Part 9: Officially....

280 42 36
                                    


Vote and comment are really appreciated

.

.

.

Gagal maning, gagal maning. Acara berduaan gue sama Mas Dion gagal total gara-gara duo setan yang datangnya entah dari mana itu. Bahkan, gue nggak dengar ada suara pintu depan kebuka. Tiba-tiba aja mereka udah ada di dapur. Dalam hati gue udah bete, tapi bagus ada Mas Dion, jadi gue masih bisa sabar dikit biar nggak malu-maluin.

Jadilah sekarang kita berempat di meja makan, dengan Ben dengan mupeng alias muka pengennya dan si tengil dengan muka datarnya. Kata Mas Dion, mereka berdua daripada nganggur dan ganggu mending bantuin nyobain hasil masakan aja sama bantuin cuci piring.

Oiya, gue baru ingat Mas Dion sempat cerita katanya dia selain bercita-cita jadi dokter, dia juga pengen banget buka café. Tapi belum kesampaian karena untuk belajar kedokteran sangat menyita waktunya. Jadi dia baru sempet nyobain masak resep-resep yang kira-kira cocok buat café gitu.

Hari ini dia coba masak tema Indonesia yang kalau dia buka café pengen dibuat ala ricebox gitu. Menunya ada nasi ikan fillet dabu-dabu dan sayur pepaya sama bakwan jagung buat pelengkap.

Mas Dion bilang dia sebenarnya udah pernah masak menu ini. Cuma ada yang dimodifikasi dikit gitu. Dia nggak puas karena rasanya nggak mirip sama yang pernah dia cicipi sebelumnya.

"Gila, dari wanginya aja udah enak. Emang jagoan Abang gue yang satu ini," komentar Ben saat hasil masakan baru saja dituang ke piring saji, "Gas lah Mbak, kapan lagi dapat cowok jago masak kayak Bang Di," lanjutnya, yang tentu saja diperuntukkan ke gue.

Duh jadi salting kan.

Maap maap nih, gue sih mau aja ya sama Abang lu itu, Ben. Permasalahannya adalah doinya yang lagi suka sama cewek yang gue belum tau siapa, akibat kedatangan lu sama temen lu yang nggak diundang itu.

"Udah buru, pada ambil nasi sana. Nggak usah ngomong aneh-aneh," perintah Mas Dion.

Kok kayaknya dia nggak suka ya diceng-cengin sama gue? Udahlah, kayaknya gue emang udah harus siap-siap buat patah hati (lagi).

"Wan, kamu mau nasinya seberapa?" tanya Mas Dion, yang tentunya bikin gue agak kaget. Pasalnya, dia ngomong halus banget ke gue. Beda banget sama nada ngomong dia ke Ben barusan.

"Hm.. secukupnya aja Mas. Samain aja sama Mas Dion."

"Oke."

Sayup-sayup gue dengar Ben berceletuk, "Cie, perhatian banget nih Bang Di sama calon pacar."
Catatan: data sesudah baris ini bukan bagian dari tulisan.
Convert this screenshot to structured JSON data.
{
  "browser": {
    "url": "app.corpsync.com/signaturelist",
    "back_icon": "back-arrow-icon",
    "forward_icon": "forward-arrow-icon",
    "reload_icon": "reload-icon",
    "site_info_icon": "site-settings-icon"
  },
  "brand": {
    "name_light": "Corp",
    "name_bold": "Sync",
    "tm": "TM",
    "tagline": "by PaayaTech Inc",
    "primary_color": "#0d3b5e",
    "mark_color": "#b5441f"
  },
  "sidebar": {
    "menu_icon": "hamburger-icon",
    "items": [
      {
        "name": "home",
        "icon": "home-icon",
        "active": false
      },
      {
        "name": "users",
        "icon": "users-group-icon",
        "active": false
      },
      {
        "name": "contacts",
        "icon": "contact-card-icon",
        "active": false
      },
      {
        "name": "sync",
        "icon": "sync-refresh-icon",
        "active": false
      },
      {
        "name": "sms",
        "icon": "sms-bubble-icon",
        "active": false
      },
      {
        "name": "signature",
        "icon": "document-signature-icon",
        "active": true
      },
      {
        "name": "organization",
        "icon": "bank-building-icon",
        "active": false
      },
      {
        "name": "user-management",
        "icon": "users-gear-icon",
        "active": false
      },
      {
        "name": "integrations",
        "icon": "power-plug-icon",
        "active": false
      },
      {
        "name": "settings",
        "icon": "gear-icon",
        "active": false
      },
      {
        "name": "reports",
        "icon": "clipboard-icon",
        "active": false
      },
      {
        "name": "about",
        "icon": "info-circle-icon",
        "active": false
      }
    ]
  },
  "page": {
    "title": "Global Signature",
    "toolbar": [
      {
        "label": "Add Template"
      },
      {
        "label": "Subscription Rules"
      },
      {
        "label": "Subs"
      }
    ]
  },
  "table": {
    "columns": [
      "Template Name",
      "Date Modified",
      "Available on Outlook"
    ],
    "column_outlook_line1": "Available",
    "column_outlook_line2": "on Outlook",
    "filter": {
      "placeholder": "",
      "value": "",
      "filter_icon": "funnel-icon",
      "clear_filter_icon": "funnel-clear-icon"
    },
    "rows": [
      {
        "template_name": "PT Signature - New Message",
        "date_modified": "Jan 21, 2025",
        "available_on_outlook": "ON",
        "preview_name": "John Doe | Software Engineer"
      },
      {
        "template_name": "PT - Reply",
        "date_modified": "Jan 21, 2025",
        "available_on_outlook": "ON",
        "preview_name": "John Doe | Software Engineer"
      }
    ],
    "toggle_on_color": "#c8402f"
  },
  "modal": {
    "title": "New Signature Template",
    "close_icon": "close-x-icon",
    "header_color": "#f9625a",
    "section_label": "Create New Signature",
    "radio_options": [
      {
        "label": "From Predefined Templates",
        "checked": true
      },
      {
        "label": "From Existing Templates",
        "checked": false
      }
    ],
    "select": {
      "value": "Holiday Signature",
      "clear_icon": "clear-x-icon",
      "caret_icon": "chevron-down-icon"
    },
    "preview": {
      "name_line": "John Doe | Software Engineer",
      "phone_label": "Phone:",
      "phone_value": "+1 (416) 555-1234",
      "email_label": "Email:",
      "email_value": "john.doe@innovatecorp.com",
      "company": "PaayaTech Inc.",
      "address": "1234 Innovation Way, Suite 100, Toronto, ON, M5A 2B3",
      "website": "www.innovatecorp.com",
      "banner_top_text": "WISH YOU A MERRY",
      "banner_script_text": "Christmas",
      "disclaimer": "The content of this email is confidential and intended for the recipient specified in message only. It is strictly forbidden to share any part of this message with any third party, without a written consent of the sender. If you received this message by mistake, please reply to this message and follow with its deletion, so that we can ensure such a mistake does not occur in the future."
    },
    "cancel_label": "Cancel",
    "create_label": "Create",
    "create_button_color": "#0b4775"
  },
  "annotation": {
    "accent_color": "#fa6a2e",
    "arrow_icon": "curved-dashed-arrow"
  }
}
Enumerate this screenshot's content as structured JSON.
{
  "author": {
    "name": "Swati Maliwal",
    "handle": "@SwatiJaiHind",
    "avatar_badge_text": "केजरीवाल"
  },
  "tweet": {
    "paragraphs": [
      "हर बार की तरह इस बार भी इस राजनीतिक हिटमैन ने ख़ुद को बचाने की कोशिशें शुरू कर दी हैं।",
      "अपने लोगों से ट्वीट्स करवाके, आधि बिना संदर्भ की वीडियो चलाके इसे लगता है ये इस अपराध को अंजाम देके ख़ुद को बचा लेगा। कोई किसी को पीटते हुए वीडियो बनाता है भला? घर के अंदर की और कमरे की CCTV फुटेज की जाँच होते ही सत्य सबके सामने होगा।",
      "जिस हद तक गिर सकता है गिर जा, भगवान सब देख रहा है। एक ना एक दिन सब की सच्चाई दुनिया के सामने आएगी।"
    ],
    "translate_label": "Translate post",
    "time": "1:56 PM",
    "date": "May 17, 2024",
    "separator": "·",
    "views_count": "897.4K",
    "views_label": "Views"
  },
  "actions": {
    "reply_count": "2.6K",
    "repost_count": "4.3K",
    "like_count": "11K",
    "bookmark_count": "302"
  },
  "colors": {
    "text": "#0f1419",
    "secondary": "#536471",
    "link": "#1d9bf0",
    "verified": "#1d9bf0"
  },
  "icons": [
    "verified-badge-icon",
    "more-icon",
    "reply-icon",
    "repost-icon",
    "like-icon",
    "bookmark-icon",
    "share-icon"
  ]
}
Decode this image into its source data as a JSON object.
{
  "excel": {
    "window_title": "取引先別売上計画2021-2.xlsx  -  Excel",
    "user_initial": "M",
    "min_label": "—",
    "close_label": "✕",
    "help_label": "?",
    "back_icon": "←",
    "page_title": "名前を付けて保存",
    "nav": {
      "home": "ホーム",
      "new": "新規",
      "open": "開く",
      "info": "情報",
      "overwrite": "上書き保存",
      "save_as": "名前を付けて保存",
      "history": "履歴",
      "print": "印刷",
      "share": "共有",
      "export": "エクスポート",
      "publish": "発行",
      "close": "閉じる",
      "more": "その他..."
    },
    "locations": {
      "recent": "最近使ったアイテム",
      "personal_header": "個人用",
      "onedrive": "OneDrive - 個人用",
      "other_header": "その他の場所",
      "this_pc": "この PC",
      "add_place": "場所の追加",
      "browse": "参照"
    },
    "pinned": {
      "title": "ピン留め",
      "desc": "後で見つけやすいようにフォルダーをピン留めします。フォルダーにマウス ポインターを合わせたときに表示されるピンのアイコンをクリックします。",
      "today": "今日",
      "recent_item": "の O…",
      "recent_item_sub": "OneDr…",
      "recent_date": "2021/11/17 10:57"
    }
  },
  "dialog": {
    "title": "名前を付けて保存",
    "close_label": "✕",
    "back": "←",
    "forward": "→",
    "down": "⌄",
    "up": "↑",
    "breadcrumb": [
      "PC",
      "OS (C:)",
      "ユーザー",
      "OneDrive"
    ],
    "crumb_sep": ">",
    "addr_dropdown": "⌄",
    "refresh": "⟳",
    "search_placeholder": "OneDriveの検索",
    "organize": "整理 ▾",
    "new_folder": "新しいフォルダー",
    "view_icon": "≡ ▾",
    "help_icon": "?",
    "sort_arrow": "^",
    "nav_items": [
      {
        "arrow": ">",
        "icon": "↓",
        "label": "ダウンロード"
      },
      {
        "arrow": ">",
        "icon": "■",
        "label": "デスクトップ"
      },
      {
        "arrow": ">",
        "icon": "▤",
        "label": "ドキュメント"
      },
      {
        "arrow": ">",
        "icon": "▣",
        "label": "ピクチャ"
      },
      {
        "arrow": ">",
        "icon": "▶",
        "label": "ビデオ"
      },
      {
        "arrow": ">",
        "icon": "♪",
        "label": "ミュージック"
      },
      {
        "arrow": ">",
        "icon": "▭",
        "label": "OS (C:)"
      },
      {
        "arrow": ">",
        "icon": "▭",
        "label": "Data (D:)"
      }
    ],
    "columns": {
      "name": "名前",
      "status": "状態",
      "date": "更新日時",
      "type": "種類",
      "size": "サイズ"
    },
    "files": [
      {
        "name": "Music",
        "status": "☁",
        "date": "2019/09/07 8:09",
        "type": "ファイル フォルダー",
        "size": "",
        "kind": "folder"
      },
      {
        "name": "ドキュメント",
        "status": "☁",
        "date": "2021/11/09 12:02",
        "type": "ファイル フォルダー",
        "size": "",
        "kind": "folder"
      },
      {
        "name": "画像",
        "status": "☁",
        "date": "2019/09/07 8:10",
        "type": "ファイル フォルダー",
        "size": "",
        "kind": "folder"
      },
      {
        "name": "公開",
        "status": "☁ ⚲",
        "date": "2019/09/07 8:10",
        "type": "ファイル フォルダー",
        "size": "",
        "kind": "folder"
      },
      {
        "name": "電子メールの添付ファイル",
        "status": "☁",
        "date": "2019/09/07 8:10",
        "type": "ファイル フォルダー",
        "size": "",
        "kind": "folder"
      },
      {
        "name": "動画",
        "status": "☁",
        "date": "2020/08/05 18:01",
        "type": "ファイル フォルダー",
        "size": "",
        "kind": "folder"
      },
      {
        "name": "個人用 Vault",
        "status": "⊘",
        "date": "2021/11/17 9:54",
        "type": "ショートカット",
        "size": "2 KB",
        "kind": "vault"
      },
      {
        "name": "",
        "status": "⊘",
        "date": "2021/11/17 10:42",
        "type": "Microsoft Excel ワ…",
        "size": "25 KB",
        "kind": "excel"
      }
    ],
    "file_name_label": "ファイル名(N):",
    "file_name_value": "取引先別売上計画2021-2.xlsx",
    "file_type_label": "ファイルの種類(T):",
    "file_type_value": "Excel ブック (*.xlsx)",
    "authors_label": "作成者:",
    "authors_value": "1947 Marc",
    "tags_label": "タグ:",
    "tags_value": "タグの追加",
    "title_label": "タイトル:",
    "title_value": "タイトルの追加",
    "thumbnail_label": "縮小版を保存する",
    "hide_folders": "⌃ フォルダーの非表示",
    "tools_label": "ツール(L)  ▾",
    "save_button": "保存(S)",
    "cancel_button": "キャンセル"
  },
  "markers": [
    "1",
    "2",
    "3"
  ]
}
Setelahnya Mas Dion langsung nyusul ke meja makan dan kita mulai makan. Dia duduk di sebelah gue. Dengan Ben di seberangn Mas Dion dan si tengil di seberang gue.

Acara makan-makan didominasi sama celotehan Ben yang sedikit banyak nyinggung tentang gue dan Mas Dion. Ya.. lebih tepatnya jodoh-jodohin gitu deh.

"Nah kan, kurang apalagi coba kalian cocoknya. Kalian udah tau satu sama lain sejak lama. Pendidikan juga mirip-mirip lah. Terus sama-sama punya hobi yang sama lagi. Dan yang penting, sama-sama single alias jomblo. Daripada nanti makin tua dan kesepian, mending kalian jadian aja nggak sih?" Gila lancar banget nih anak ngomongnya, terus dia lanjutin lagi dengan nengok ke arah Mas Dion, "Bang, buru tembak, sebelum disalib orang nanti nyesel, loh."